Tough choices loom: Johnsen hosts strategic pathways forum
On the anniversary of start of his presidency, University of Alaska President Jim Johnsen once again took the stage to discuss Strategic Pathways and the future of the UA system as a whole at a public forum held on Thursday, Sept 1 in the Wood Center Ballroom.
Students, staff, faculty and community members gathered en masse to hear potential updates on the progress of a plan to address the university and state’s substantial budgetary issues, a plan which caused significant outcry upon its original announcement in the spring semester of 2016.
The forum began with an introduction of President Johnsen provided by recently appointed Interim Chancellor Dana Thomas.
Thomas emphasized the importance of gathering public feedback and input in the process of trimming down state and university spending to match a limited budget.
“Jim’s passion for both higher education and economic opportunity is illustrated by his long history of service in both of those areas,” Thomas said.

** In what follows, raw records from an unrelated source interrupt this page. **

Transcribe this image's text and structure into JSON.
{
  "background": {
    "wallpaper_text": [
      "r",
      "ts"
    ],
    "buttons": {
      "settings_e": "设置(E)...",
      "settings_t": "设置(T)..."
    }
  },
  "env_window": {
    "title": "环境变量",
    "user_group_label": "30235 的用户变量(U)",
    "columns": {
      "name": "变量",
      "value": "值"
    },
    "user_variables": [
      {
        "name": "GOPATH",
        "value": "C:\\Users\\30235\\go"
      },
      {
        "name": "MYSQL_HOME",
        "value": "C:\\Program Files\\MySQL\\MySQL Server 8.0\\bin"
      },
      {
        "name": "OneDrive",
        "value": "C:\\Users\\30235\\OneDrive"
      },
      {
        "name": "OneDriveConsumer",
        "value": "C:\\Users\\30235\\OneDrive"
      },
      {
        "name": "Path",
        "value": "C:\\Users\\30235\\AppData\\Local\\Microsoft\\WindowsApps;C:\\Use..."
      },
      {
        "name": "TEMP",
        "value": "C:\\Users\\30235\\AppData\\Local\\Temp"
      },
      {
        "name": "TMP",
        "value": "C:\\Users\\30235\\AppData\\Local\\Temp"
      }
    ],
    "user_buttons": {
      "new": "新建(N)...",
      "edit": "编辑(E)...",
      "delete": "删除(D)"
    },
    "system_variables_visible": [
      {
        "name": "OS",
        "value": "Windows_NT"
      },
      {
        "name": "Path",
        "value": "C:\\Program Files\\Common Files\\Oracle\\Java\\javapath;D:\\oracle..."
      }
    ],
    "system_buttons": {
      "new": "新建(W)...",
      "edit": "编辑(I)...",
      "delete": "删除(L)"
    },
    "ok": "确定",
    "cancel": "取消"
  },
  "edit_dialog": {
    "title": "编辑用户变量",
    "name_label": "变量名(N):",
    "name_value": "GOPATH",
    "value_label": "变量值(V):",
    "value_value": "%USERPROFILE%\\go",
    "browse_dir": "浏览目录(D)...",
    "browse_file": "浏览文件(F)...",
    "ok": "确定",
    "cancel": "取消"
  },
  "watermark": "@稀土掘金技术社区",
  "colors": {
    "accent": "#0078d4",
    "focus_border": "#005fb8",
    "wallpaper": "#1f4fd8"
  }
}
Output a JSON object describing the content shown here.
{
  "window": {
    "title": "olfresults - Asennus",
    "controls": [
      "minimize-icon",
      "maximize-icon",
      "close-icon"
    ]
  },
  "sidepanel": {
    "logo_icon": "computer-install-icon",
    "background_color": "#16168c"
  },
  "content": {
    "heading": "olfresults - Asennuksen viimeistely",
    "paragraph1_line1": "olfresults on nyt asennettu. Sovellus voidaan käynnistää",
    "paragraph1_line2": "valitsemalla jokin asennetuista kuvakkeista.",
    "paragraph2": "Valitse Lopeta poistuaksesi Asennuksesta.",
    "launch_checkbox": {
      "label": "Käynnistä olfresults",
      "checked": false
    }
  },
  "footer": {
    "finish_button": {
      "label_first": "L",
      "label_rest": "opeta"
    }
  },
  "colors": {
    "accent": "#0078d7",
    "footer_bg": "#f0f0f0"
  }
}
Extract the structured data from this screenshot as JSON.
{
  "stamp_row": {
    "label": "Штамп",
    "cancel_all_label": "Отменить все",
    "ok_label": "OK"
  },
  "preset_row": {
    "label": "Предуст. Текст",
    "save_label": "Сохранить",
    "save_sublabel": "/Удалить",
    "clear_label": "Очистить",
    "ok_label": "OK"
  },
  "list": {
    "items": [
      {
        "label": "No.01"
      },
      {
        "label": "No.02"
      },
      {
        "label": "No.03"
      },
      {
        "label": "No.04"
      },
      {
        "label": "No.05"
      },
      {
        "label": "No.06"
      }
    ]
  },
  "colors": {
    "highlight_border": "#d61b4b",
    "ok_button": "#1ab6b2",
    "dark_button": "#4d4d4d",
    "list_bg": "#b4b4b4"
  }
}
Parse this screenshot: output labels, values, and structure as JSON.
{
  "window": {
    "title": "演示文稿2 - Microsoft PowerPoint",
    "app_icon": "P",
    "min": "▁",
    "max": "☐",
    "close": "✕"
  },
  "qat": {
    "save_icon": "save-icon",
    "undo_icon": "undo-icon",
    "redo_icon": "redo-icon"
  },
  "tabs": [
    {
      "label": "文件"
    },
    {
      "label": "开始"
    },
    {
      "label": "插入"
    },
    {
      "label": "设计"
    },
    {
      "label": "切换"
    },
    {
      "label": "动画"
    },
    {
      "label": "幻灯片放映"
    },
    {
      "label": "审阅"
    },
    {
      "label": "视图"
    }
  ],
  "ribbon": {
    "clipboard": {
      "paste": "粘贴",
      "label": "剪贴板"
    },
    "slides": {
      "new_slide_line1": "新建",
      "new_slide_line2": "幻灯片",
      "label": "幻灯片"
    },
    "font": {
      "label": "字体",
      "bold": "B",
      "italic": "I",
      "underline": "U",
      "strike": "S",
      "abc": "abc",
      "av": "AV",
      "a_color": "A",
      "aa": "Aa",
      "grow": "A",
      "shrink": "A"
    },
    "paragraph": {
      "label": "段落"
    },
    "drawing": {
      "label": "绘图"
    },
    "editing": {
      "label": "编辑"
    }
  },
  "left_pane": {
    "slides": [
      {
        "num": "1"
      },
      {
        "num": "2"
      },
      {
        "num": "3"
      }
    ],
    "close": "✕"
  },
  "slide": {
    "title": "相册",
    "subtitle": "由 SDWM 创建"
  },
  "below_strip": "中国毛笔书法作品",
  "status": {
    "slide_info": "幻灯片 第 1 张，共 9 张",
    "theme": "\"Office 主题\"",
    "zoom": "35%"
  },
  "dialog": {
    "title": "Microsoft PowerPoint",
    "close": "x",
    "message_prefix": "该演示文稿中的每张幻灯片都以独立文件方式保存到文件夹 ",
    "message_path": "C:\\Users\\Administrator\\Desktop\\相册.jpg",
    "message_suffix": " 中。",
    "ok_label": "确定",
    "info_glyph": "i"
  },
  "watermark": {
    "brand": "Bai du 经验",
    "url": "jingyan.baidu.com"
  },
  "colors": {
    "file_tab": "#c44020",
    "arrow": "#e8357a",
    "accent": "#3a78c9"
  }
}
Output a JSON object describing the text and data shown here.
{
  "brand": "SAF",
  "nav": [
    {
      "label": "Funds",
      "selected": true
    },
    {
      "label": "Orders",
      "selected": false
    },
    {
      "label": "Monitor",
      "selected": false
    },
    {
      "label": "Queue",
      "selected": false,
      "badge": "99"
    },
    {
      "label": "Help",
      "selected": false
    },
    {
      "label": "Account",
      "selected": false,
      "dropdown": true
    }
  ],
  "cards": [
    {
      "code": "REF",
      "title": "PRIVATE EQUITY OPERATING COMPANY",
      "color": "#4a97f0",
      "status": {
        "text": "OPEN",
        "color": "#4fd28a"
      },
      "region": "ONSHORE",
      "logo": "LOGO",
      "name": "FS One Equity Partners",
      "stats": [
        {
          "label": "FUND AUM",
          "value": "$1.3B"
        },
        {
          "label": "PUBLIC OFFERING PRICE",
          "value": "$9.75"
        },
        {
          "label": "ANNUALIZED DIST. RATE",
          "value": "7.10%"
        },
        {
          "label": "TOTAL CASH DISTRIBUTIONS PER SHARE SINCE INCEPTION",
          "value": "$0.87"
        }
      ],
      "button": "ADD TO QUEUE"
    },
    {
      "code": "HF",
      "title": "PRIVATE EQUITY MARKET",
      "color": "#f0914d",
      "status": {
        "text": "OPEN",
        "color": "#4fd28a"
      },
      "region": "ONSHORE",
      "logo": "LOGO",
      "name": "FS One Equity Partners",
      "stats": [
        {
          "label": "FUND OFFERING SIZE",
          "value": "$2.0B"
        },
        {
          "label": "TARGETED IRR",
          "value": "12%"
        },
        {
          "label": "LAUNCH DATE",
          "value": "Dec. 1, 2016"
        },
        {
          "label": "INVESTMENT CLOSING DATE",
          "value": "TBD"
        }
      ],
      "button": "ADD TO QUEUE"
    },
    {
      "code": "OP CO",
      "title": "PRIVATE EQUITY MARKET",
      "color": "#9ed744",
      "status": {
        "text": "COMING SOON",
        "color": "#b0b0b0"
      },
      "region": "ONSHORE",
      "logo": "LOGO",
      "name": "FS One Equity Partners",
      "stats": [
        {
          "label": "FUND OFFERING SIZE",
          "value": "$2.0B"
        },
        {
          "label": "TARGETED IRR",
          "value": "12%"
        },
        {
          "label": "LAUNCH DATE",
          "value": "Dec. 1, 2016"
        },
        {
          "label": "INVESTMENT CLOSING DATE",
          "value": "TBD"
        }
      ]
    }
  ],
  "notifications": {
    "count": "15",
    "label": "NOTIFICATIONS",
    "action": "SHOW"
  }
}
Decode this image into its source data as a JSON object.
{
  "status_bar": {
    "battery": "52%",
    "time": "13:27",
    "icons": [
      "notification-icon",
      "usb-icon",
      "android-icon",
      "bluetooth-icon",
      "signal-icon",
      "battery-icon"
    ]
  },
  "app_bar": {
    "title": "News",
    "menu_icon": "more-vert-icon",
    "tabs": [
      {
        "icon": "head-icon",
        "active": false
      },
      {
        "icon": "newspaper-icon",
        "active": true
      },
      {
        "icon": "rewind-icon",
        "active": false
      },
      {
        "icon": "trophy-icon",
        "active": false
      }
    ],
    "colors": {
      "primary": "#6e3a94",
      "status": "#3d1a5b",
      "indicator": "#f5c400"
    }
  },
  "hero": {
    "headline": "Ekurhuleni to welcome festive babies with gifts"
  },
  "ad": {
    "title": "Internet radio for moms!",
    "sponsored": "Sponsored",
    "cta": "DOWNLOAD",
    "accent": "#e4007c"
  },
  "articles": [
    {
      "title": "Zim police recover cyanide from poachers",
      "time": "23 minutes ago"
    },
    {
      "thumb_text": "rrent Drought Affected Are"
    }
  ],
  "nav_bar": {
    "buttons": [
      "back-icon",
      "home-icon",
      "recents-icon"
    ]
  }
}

Following Chancellor Thomas’ introduction, President Johnsen provided his thoughts and concerns about the university, as well aspects of the state, university and high education he finds to be most important.
In his remarks, Johnsen placed key focus on the complicated relationship between three central factors; the great opportunities provided by the University of Alaska and the state, the significant and yet continuously unmet needs for higher education in Alaska and the ongoing budget cuts being handed down by the legislature.
Johnsen advised to batten down the hatches as the university took a 14 percent budget cut in the 2016 fiscal year, the third year of cuts in a row, with notice from the governor’s office of another potential 10 percent reduction within the next year.
Based on recent rates of high school and college drop outs, students leaving Alaska to attend college elsewhere and the UA’s own graduation rates, Johnsen predicted, that within six years only five out of 100 Alaska students will graduate.
“How do we meet these tremendous needs while our budgets are being cut?” Johnsen said. “For the last forty years, we’ve been literally swimming in oil money with only a few bumps along the way. But that era is passing and we have to do all we can to create a future for our university and for our state.”
After the hostile reaction to the Strategic Pathways initiative received from across the university as well as the community upon its original announcement last spring, Johnsen emphasized in his remarks, the need and desire for collaboration with the public on this project.
“We have choices to make,” Johnsen said. “And instead of choosing to climb under the table and wait for oil prices to climb back up we’ve decided to actually be strategic and try to figure out how best to make decisions that build on strengths of each one of our three universities.”
Johnsen mentioned multiple times throughout his presentation not only his willingness, but his eagerness to hear any solid suggestions on where to go next. He reiterated this decision cannot and should not be made by a small panel behind closed doors.
“We’re a public university and we don’t get to do that,” Johnsen said. “We shouldn’t do that.”
Johnsen’s pleas for teamwork in solving this issue were met with complaints from members of the UAF community during the public comments at the end of the forum.
Microphones were placed on each side of the stage where members of the public could wait to express their thoughts on the matter, a line on the left for athletics related comments and a line on the right for academic comments. Athletics was the subject of the hour, however, with commenters using both lines to express their concerns for the Nanooks.
“By the time I left high school, I had to grades and scholarships offers that I could have gone to MIT, but I chose to attend UAF because in 1974 they started the women’s basketball team,” said Diane Hutchison, a Fairbanks Northstar Borough Assembly members. “I stayed in Fairbanks because of the connections that I made in this community through my athletics at UAF.”
Hutchison’s two adult children also attended UAF.
“Many of my employees are born and raised Fairbanksans who attended the university and decided to stay and work here,” Steve Lundgren, president and CEO of Denali State Bank, said. “I am concerned that if those programs are cut, the university is going to lose community support because you no longer have that outreach to the community itself.”
While several strong arguments were made in defense of academics, the vast majority of comments pertained to athletics, illustrating the impact that UAF sports has on the community.
Two more forums will be held later in the month to discuss progress on the Strategic Pathways initiative, one at the University of Alaska Anchorage on Sept. 8 and the second on Sept. 13 in Juneau. The Board of Regents will then convene to discuss further steps.